Es inverosímil estar ahí frente a una valla que a veces no mide más de un metro, tomando unas fotografías que, si estuviera tan solo unos pasos adelante, provocarían un arresto inmediato por afrenta a la seguridad nacional. Es tan sólo uno de los absurdos que se vuelven evidentes el día en que uno se planta frente a una frontera. La de México y Estados Unidos tiene 3,141 kilómetros. Más de la mitad de ellos están marcados por el cauce del río Bravo; la otra parte son solamente líneas rectas trazadas sobre un mapa.
Si no has estado en esta frontera, probablemente la idea que tenés en tu cabeza de ella es falsa. Ese muro épico que separa a los ricos de los pobres, a George Clooney de Tin Tan, no existe. La realidad es una mezcla de absurdos e imperativos que la hacen muy difícil de dibujar. Dejame intentarlo.
Las Chepas es un pequeño ejido ganadero situado frente a una zona donde el muro sólo es una pequeña barda contra vehículos de apenas un metro de altura. Resulta que a los habitantes de este pueblito de vez en cuando una vaca se les aleja y se decide a cruzar la barda, seguramente atraída por los jugosos manjares que crecen en el aledaño campo de los Johnson. A primera vista sólo es una vaca a escasos metros de un vaquero. Pero en realidad, en la realidad que importa, es un mexicano en México y su vaca en Estados Unidos. Pueden imaginarse las dimensiones del problema.
Hay más. Los habitantes de Anapra, una colonia periférica de Ciudad Juárez, conectan las antenas de sus televisores a la valla fronteriza. Decenas de cables salen de las casas y cruzan una pequeña calle de terracería hasta empalmarse con la reja. Los kilómetros de metal mejoran mucho la recepción de las novelas y los noticieros.
Los anaprenses acostumbran lanzar la basura al lado estadounidense. Eso les ahorra tener que caminar hasta un contenedor y les evita problemas con las autoridades municipales.
Sigo. Si uno observa desde un avión, le será casi imposible diferenciar Ciudad Juárez, Chihuahua, de El Paso, Texas. Las dos ciudades, situadas en distintos países, parecen una sola desde el aire. Sólo la línea curva que dibuja el cauce casi seco del Río Bravo marca la línea divisoria. Los centros históricos de ambas urbes se tocan como si fueran solo uno. Sin frontera serían la misma ciudad. Con frontera, son dos mundos distintos. Ciudad Juárez es la ciudad más violenta de México. 1,400 homicidios vinculados al crimen organizado en lo que va de año. El Paso es uno de los lugares más pacíficos y seguros de los Estados Unidos de América.
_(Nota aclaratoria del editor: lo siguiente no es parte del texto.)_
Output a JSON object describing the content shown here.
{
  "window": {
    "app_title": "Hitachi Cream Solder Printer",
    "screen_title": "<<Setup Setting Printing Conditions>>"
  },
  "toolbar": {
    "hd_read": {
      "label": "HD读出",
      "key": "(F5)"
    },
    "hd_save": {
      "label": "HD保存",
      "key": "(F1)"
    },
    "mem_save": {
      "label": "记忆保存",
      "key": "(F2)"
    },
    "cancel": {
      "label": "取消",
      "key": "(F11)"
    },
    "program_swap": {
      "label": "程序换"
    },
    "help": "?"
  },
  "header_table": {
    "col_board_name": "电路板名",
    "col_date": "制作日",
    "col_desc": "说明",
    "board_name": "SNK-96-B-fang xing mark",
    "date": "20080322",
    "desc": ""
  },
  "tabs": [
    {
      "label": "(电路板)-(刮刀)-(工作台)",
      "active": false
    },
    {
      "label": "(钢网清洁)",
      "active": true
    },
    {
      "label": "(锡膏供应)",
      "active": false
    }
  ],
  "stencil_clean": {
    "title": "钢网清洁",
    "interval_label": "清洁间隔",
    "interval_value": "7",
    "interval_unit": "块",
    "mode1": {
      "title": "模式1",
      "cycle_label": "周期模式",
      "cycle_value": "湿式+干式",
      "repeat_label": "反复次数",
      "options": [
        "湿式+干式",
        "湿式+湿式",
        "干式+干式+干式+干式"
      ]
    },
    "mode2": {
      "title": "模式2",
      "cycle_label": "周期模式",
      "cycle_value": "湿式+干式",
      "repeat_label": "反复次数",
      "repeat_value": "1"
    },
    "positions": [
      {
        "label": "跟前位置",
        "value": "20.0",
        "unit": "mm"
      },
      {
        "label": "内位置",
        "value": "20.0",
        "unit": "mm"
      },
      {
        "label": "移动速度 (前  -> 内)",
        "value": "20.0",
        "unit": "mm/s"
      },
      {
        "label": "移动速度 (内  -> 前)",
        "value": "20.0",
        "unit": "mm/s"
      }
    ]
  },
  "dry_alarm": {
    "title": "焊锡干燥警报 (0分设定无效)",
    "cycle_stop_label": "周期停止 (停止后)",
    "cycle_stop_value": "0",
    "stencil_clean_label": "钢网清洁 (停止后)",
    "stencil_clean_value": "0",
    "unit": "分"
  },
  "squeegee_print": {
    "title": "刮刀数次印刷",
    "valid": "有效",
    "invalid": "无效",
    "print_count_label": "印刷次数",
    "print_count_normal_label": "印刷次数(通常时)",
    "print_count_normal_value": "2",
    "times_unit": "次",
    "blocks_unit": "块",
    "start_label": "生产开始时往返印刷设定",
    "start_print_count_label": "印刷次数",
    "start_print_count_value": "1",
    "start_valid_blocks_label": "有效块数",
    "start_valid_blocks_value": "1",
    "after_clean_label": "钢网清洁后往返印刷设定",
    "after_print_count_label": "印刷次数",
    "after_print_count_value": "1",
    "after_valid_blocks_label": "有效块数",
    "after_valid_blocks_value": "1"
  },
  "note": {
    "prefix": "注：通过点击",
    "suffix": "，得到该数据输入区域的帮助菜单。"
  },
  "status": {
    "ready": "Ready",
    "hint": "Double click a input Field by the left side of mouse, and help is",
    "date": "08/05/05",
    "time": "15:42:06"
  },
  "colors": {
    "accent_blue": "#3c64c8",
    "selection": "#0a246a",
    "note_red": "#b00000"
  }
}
En Anapra, frente a la valla, me dediqué a seguir a un patrullero que caminaba por el lado norteamericano. Le tomé fotografías a escasos 3 metros, disfrutando de la ventaja (una de las pocas que tiene) que me otorgaba estar a este lado de la línea. En ese momento, el patrullero me habló: “Es terrible esta valla para tomar fotos”, soltó en un español fluido, pero con el inconfundible acento norteamericano. Se presentó como agente Jones y me contó que él, a menudo en su tiempo libre, paseaba por ahí y le tomaba fotografias a los niños que jugaban en el camino de Anapra. Se quejaba de que sus imágenes siempre quedaban filtradas por los alambres trenzados. Hablamos de la luz, que es mejor en la mañana si se está fotografiando desde el lado estadounidense y en la tarde si se hace desde el mexicano. Luego nos despedimos. Nos hubiéramos dado la mano, pero la reja lo impide.
Lo absurdas que son las fronteras. Y lo mucho que importan.